Course Catalog - 2024-2025

     

HART 327 - MAKING MODERNITY IN PARIS

Long Title: MAKING MODERNITY IN THE STREETS OF PARIS: ART, FILM, ARCHITECTURE
Department: Art History
Grade Mode: Standard Letter
Language of Instruction: Taught in English
Course Type: Seminar
Credit Hours: 6
Restrictions:
Must be enrolled in one of the following Level(s):
Undergraduate Professional
Visiting Undergraduate
Undergraduate
Description: This course will study the central role of Paris—as place, instigator, and site of contestation—in the development of modern art, film, and architecture since 1870. Working through a selection of key films, works of art, built structures, and cultural debates, we will explore defining issues in the development of modern culture by utilizing the city of Paris as our primary focus and site of inquiry.
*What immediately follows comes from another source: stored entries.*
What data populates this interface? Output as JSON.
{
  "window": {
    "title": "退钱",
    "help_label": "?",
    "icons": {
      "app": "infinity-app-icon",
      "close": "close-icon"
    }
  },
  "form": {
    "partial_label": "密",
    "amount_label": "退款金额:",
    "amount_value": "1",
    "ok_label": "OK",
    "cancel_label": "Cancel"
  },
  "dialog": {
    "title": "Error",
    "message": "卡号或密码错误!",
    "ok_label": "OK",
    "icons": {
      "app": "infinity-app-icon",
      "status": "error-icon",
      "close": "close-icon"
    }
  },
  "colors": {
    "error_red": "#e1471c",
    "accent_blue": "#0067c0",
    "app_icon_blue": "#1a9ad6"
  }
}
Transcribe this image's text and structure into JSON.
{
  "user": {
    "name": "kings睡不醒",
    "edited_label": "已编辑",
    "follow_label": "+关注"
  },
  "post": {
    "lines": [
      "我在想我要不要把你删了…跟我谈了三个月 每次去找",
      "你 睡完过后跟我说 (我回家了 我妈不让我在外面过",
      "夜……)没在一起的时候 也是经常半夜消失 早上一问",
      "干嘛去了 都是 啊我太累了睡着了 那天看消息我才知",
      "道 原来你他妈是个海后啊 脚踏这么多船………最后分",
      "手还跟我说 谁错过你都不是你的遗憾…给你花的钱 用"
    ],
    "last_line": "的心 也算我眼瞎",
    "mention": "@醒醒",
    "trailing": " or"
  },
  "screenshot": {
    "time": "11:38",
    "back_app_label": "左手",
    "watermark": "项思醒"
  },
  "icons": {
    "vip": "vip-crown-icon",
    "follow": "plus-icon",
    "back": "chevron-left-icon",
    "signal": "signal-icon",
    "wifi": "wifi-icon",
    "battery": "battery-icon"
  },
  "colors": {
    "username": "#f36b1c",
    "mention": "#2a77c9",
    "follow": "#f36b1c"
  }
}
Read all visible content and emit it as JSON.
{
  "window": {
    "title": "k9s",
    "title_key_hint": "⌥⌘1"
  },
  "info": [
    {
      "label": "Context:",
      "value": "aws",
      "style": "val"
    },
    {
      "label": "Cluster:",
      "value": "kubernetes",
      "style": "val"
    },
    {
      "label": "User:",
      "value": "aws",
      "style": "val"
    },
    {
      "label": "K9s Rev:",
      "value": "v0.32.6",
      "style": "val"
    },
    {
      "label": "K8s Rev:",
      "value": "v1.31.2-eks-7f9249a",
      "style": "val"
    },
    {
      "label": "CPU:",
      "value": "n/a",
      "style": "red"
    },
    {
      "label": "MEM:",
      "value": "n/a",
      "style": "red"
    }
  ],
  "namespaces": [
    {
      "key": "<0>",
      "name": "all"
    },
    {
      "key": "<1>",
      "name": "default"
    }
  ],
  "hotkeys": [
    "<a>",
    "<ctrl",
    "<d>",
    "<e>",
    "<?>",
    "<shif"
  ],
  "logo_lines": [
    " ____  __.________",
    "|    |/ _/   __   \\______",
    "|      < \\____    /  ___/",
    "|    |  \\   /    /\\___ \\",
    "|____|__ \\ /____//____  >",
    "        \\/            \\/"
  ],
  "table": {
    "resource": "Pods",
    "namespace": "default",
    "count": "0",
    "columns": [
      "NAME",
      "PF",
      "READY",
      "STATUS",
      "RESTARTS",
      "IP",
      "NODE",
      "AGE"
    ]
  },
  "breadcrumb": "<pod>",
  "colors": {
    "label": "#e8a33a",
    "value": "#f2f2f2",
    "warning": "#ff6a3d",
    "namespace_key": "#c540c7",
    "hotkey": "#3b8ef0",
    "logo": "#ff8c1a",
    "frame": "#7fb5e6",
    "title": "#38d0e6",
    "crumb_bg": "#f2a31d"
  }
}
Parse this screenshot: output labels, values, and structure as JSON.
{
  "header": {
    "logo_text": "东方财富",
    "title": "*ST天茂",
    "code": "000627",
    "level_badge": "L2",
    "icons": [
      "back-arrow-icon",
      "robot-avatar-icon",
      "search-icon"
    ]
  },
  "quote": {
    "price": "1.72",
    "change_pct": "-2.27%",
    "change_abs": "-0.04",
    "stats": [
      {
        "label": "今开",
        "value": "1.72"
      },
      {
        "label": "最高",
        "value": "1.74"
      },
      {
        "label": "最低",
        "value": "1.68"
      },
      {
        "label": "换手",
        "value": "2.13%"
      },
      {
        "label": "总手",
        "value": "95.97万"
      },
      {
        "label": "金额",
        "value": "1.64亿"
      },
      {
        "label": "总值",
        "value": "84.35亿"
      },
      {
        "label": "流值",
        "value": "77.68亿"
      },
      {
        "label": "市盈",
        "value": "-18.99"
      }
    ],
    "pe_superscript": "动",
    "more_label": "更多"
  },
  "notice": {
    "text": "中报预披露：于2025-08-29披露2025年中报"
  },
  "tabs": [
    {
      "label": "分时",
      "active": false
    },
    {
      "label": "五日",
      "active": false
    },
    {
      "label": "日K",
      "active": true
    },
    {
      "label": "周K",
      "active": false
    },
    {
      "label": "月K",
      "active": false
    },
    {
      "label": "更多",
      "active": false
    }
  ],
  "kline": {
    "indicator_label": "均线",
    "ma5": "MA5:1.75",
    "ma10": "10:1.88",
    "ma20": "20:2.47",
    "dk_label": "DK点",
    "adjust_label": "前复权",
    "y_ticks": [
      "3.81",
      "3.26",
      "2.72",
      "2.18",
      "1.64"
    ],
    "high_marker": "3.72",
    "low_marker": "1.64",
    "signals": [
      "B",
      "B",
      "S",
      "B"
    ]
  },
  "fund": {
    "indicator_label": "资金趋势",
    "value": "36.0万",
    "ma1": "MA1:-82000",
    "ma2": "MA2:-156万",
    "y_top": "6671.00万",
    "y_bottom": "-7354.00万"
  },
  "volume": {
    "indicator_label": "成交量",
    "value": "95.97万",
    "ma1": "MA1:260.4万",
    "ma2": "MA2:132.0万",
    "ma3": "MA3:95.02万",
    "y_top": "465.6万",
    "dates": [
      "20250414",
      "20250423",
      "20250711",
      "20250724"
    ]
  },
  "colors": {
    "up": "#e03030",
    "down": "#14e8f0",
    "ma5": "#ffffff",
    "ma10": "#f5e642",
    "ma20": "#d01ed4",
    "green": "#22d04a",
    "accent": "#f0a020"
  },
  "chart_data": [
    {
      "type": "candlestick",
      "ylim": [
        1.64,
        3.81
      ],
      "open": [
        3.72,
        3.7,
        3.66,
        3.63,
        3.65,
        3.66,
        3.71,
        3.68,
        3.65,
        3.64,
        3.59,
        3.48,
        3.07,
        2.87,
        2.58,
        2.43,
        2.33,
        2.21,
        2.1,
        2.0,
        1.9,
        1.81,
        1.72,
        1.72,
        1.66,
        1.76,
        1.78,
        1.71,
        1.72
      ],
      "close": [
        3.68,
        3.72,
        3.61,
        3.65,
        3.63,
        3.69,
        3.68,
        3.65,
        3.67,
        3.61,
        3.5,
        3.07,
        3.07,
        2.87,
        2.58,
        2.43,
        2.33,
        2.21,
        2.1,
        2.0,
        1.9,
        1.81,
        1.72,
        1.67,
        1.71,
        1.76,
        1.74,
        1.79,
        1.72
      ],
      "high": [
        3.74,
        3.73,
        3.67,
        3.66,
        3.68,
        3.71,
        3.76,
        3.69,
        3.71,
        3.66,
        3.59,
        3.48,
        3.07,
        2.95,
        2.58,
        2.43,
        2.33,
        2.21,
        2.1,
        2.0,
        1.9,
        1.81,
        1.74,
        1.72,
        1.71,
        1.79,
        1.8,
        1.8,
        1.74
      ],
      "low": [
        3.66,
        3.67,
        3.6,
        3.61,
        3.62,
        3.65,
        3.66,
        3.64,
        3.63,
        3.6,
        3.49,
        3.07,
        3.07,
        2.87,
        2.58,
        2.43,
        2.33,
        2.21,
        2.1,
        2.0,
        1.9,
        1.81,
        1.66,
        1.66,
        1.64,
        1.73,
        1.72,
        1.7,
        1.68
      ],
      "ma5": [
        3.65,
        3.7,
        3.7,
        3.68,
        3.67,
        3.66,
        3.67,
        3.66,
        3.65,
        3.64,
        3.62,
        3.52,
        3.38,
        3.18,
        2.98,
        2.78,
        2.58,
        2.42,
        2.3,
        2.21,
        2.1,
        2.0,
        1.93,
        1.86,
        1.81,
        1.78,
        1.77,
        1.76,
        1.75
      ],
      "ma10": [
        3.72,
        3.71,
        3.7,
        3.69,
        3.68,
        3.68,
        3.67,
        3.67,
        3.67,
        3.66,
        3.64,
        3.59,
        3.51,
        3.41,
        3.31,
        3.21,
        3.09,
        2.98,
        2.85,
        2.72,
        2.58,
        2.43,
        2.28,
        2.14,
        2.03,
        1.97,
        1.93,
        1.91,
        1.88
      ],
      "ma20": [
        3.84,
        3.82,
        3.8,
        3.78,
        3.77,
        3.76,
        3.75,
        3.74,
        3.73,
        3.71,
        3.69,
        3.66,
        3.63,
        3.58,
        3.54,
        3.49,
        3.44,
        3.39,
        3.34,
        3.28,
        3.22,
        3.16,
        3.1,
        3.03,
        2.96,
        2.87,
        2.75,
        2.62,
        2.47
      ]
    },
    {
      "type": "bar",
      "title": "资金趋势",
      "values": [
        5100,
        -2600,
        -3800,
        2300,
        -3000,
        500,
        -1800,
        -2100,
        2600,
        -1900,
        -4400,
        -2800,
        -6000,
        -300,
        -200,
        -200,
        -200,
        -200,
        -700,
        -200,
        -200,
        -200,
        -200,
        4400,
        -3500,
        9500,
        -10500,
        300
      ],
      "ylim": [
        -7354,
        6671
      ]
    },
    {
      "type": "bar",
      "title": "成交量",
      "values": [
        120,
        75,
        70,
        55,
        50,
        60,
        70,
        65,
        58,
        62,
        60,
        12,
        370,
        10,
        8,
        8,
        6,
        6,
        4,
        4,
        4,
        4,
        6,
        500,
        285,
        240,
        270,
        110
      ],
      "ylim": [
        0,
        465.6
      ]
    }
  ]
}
The seminar will be split between classroom sessions in which readings and central themes will be discussed and subsequent visits to museums, neighborhoods, architectural sites, and artists’ studios. The class will consist of three primary sections, organized chronologically. We will begin with “Industrial Modernity and the Rise of the Modern City”; next will be “Avant-Gardes in the Shadow of War”; closing the course will be “Colonial Reckonings.” These three sections will span diverse topics across 150 years of modern European culture, united by their common unfolding in the streets of the French capital. Mutually Exclusive: Cannot register for HART 327 if student has credit for HART 627.